A mis dudas sólo me respondía el silencio tenso de la respiración de doña Rebeca, los sollozos que escuchaba a lo lejos desde su recámara hasta mi cuarto que estaba un poco lejos del de ella, un poco más cerca de la cocina, el departamento único que debía importarme. A veces les daba permiso a mis recuerdos que espantaran mi presente con ráfagas de mis primeros años en San Pancho. Me engañaba volando en quimeras pensando que yo solo tenía treinta años, nada tenía de malo aturdirme en postrimerías alucinantes al final de mi camino; soñar, era lo único que tenía a la mano y era gratis. Vivir aquel presente era un entuerto que no se disipaba con nada, no existía un analgésico para ello.

Y se llegó la hora. Me tragué el nudo que se me atoró en la garganta y lloré como no recordaba haberlo hecho antes. Se murió don Isaac, mejor se murió mi patrón y no el bicho raro que llevó Jacobo para hacer un experimento; creí que se estaba volviendo un salvaje porque ese animal se estaba hinchando como se empezaron a inflamar los pies de don Isaac. Pero ahora el muerto era el señor de la casa y no Goliat, así le pusieron al bicho.

Yo no sé lo que hubiera dado con tal de que no hubiese sufrido tanto si de todas maneras se iba a morir. Dejó en un légamo de incertidumbre a doña Rebeca, y era mentira que porque tenían dinero, como decía Ismael, el chofer, que la señora no tendría problemas. Los tendría, de hecho, tenía tremebundo problema desde hacía meses. Yo solo le rendí un pésame de compromiso, ni modo de perderle el respeto y abrazarla diciéndole que lo último que yo hubiera querido era que don Isaac se hubiese muerto, no tenía ningún derecho de decir eso ni más nada, tenía que tener presente que yo solo fui, soy y seré Sarahí. Nada más impropio que romper las paredes que nos colocan a cada quien en su sitio, como los muebles que se crean para estar en un lugar determinado. Sarahí debe ser como una silla que sirve para sentarse, una mesa para poner un plato de comida, un retrete para ponerle el culo encima, no más.

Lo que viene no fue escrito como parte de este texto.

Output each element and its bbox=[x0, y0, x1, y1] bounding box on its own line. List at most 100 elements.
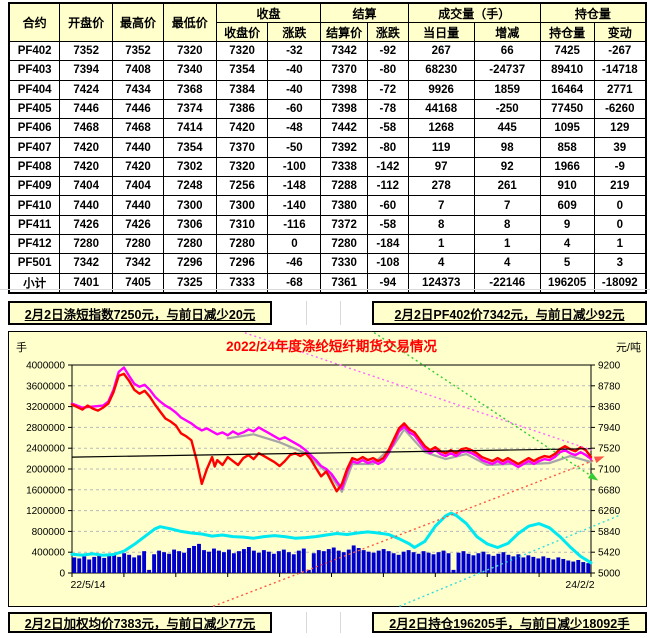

Tendría que estar lista para hacer lo que me dijeran sobre la mentada Shiva, ese duelo sin el muertito que suelen hacer los judíos. Los tendría que ver sentados en el suelo, comiendo cosas raras usando sus ropas rasgadas, y me empeñaría en hacerlo de la mejor manera, servir solícitamente y mostrarme serena ante la aflicción de los dolientes, al fin y al cabo, para eso me han tenido aquí. Pasado un tiempo, doña Rebeca podría conseguirse otro marido al que yo no le pareciera bien por vieja, no lo sé, no soy un artículo de primera necesidad, hay gente mejor que yo y el nuevo jefe de la familia me podría poner de patitas en la calle, eso ha sido y siempre mi culpa, la resulta de que yo sólo soy Sarahí y no hay más nada qué hacer al respecto.

FIN.


Relato que me inspiró mi personaje en la película que hice.